For someone as rhythmically experimental as Olivier Messiaen, the canonically classical Wolfgang Amadeus Mozart might seem an odd model for patterns of phrasing. But Messiaen was a great admirer and careful student of Mozart’s works, and was well within his rights to say that he had learned from Mozart’s music how phrases seemed to have no need for regularity – well-formed phrases may have as many bars as they like, and balance (insofar as balance may be desirable) can very well be found by means other than rhythmic. While it is true that Messiaen took these time-lessons to heart in a very idiosyncratic way, it is also true that Mozart’s C Major quintet, K. 515, immediately yields ripe examples of what Messiaen learned. The quintet’s singing lines bring irregular phrases to ebullient fruition with absolute ease. Even in the pristine key of C Major, and in the simplicity of its opening arpeggio, a fluid sense of not-quite-rightness acts as a continual spur, spawning twists of lyricism on its surface and generating operatic turbulence underneath.
One may as well begin at the beginning, which contains the seeds of the next 30 minutes of music, for even within a few introductory bars, there is plenty of crucial musical data, and plenty to wonder at. The five instruments are first divided into three groups, each of which seems to have a different phrase-length in mind (fig. A). The cello plays a three-bar arpeggiated question (marked (a)), which is (partly) answered by a two-bar phrase in the violin (b). Meanwhile, the motoric inner voices (c) change their harmony after the fourth bar, which leaves a pregnant moment in the fifth bar, empty until the cello comes in with another rising question in the sixth bar, and it all starts again. In the comfortably lyric feel Mozart gives to the violin and cello lines, the phrases don’t sound particularly out of whack, but their underlying strangeness is important. Sixty bars or so later, one can feel, in retrospect, how important these shifting structures were and will remain. The opening music reappears in bar 69 (fig. B), with its phrase-lengths ‘corrected’ to four bars, so the inner voices don’t get left in the lurch for a bar of anticipatory time-keeping. Something strange has happened, though: however evenly numbered, the violin entrance (this time with (a) material) feels peremptory rather than correct – as though the elements meet squarely by accident rather than by agreement. (A comparison of the beginning of K. 515 to the opening scene of The Marriage of Figaro, in which Figaro sings the measures of his bed-to-be – ‘cinque ; dieci’, coincidentally – and his bride-to-be Susannah sings praises of her own hat, could be carried for quite a nice distance.)

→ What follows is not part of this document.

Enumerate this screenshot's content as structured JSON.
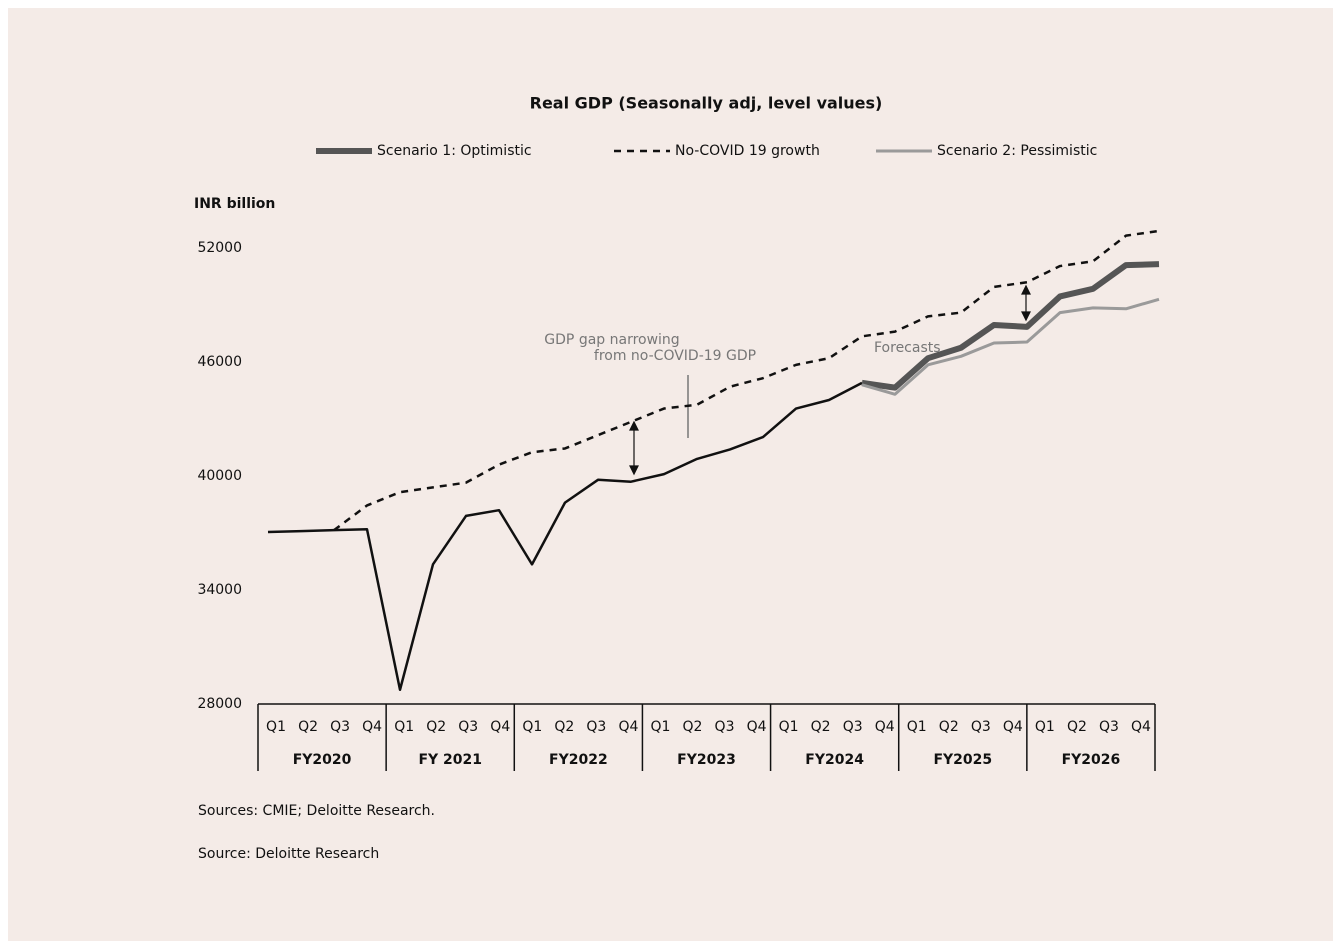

The C Major Quintet was written in 1787, together with another viola quintet in G minor, K. 516. Both pieces, which in some ways form a matched pair, are absurdly fine. Mozart wrote quite a few great string quartets – but the quintets, and especially these two, which come shortly before Don Giovanni, are great beyond any explaining. They are replete with complexities and clear as water. Instrumentalists remain grateful for the opportunity they give: to look closely at large-scale works of Mozart in the dense intimacy of an ensemble of five.